Douglas is aware of the toll that movie making can take on body, mind and spirit, and he is consciously looking for healthy avenues to regenerate and create balance in his life. "I think part of the reason that I am doing fewer pictures as I get older is that acting takes part of your soul. You give and give and give, and basically it's depleting your store of power and energy. You have to find ways to renourish and restore it. Whether it's learning more about cigars or wine or food or traveling or religion. Culture, nourishing your soul, your stomach, your mind and all the other things."

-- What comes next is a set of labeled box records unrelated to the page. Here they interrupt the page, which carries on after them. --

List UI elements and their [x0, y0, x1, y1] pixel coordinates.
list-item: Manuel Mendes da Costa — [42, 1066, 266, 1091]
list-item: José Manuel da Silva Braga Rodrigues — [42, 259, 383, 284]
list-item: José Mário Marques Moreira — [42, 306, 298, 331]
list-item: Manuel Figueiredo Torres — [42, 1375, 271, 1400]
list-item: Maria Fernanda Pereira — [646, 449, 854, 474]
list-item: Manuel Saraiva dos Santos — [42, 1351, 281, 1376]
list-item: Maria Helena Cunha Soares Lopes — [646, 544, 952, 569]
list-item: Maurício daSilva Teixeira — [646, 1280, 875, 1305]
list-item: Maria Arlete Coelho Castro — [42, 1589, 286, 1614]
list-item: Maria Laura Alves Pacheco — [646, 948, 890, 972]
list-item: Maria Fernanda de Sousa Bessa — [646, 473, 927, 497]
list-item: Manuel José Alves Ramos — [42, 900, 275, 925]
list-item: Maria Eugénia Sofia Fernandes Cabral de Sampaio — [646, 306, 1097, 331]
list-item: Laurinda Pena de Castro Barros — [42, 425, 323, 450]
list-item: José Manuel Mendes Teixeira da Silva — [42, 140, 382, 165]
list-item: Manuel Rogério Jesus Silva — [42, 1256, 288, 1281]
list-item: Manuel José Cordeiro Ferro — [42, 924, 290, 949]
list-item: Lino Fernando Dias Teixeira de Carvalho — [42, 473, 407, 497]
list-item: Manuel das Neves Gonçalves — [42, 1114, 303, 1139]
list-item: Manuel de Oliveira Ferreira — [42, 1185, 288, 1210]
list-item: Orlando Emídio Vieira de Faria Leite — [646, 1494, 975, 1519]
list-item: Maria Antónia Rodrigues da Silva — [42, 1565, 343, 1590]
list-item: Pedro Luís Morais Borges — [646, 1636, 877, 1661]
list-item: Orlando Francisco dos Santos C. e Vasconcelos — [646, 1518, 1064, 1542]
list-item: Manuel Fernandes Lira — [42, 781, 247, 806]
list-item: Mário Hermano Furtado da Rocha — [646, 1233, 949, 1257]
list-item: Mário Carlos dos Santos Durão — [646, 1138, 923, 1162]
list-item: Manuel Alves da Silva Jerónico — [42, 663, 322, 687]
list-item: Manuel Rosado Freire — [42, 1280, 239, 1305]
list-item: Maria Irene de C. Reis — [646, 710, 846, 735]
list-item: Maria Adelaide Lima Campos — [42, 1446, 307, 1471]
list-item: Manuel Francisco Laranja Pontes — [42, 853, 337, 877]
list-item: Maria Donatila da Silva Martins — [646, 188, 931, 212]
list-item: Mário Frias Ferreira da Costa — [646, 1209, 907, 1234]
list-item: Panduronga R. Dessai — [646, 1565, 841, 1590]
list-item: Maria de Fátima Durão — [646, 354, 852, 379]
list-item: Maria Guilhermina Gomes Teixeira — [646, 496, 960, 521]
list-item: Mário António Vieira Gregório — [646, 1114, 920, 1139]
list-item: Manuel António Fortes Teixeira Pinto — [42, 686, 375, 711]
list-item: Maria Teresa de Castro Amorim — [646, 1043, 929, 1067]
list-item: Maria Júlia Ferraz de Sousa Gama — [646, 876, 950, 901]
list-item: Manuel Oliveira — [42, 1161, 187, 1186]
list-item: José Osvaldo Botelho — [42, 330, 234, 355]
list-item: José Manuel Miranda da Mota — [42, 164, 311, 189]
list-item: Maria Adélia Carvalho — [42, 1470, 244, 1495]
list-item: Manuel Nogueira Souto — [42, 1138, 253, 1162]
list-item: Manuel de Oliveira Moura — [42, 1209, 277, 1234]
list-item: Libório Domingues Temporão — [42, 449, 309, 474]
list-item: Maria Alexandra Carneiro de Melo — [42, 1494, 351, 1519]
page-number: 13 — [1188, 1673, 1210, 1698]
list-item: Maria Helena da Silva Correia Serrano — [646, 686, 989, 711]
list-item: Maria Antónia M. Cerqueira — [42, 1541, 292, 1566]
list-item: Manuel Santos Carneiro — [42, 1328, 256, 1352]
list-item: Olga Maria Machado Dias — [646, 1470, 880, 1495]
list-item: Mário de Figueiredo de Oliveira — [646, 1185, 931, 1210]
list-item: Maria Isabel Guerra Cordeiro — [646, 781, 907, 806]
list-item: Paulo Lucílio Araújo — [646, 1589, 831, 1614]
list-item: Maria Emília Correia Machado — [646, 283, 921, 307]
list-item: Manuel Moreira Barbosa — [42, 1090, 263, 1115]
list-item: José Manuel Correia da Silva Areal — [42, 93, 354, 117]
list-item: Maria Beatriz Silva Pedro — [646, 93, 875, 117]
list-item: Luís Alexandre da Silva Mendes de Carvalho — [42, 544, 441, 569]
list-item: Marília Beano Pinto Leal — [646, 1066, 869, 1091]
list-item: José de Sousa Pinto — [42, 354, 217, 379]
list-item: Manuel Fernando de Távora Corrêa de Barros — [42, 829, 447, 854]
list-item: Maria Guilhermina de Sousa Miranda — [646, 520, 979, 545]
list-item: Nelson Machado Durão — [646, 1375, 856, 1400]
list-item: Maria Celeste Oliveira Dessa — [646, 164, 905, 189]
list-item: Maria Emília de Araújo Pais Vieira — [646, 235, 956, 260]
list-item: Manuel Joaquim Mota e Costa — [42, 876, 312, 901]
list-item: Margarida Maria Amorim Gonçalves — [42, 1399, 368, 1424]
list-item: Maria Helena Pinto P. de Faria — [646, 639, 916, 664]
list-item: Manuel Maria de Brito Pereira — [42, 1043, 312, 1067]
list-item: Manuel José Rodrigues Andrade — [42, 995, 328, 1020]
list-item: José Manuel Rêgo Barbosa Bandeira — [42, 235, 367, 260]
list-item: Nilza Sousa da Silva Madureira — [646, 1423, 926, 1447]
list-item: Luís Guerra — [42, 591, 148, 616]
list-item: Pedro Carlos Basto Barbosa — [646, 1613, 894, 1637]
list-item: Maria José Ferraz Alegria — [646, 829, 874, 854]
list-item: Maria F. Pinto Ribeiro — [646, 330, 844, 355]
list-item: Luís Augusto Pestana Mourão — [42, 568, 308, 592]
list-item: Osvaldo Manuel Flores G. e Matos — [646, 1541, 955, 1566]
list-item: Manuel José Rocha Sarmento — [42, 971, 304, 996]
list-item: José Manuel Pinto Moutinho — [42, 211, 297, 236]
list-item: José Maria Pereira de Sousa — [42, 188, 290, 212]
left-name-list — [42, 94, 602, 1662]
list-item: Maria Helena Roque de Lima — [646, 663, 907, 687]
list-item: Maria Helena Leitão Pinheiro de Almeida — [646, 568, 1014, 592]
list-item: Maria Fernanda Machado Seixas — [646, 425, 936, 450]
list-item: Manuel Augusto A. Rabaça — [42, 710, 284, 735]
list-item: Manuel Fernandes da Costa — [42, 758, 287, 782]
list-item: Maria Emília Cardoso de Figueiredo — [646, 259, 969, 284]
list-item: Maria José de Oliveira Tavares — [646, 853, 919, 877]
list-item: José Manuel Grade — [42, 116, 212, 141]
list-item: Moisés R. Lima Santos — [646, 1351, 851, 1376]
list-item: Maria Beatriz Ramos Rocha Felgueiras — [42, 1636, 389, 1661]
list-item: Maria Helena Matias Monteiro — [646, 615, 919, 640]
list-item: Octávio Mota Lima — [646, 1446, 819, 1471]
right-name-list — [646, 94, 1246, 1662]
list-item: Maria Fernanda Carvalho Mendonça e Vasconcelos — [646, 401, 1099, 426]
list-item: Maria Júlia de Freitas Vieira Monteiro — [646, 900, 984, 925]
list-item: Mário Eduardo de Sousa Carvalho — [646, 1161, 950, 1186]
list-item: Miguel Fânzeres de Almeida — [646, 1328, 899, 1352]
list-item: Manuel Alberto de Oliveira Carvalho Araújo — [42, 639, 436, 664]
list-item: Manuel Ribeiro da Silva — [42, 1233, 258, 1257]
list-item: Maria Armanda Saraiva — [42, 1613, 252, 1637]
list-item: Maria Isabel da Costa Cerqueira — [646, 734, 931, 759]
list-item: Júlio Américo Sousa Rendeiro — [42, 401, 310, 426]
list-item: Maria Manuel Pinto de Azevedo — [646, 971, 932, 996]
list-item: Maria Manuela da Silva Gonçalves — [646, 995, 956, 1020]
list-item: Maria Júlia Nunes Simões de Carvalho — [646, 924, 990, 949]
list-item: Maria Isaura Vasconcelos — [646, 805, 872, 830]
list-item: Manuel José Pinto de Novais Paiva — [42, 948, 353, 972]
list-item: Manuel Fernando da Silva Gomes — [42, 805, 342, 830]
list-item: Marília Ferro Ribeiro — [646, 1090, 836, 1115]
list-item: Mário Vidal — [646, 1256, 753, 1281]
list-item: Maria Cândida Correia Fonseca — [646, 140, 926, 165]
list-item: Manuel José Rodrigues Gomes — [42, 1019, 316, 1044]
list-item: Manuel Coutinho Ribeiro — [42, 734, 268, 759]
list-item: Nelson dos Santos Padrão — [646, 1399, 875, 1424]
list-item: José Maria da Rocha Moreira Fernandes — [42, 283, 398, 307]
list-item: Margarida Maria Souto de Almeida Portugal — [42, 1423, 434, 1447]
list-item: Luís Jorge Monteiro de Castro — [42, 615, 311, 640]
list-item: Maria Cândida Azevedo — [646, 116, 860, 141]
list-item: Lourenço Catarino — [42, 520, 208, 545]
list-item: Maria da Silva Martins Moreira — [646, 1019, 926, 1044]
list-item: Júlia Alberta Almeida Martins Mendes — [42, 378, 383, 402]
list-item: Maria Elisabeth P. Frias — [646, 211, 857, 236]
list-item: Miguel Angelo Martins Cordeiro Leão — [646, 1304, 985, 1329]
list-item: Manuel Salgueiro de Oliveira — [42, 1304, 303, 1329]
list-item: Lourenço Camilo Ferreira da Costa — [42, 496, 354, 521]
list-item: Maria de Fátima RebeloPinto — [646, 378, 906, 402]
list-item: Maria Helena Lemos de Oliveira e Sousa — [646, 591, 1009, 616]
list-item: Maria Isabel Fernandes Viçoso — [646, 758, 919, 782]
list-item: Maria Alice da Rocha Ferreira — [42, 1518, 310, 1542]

As the first stars of the evening begin shimmering on the horizon, Douglas takes the last puff of his cigar. "The hardest thing for me is to find the next picture that I want to do. I never know what my next picture is going to be. Most actors have got a slate. They have pictures lined up. Right now I have absolutely no idea what I am going to do next. I wish I was one of those people who could line up pictures, but I never really know what I want to do. And I'm pretty fortunate in that way, because it allows me to follow my instincts. I love to act. And my job is to give the audience something that they want. And I don't know what's going to come next and sometimes it makes me a little nervous and antsy, but that's really just part of the fun."

A frequent contributor to Cigar Aficionado, Alysse Minkoff is a freelance writer based in Beverly Hills, California.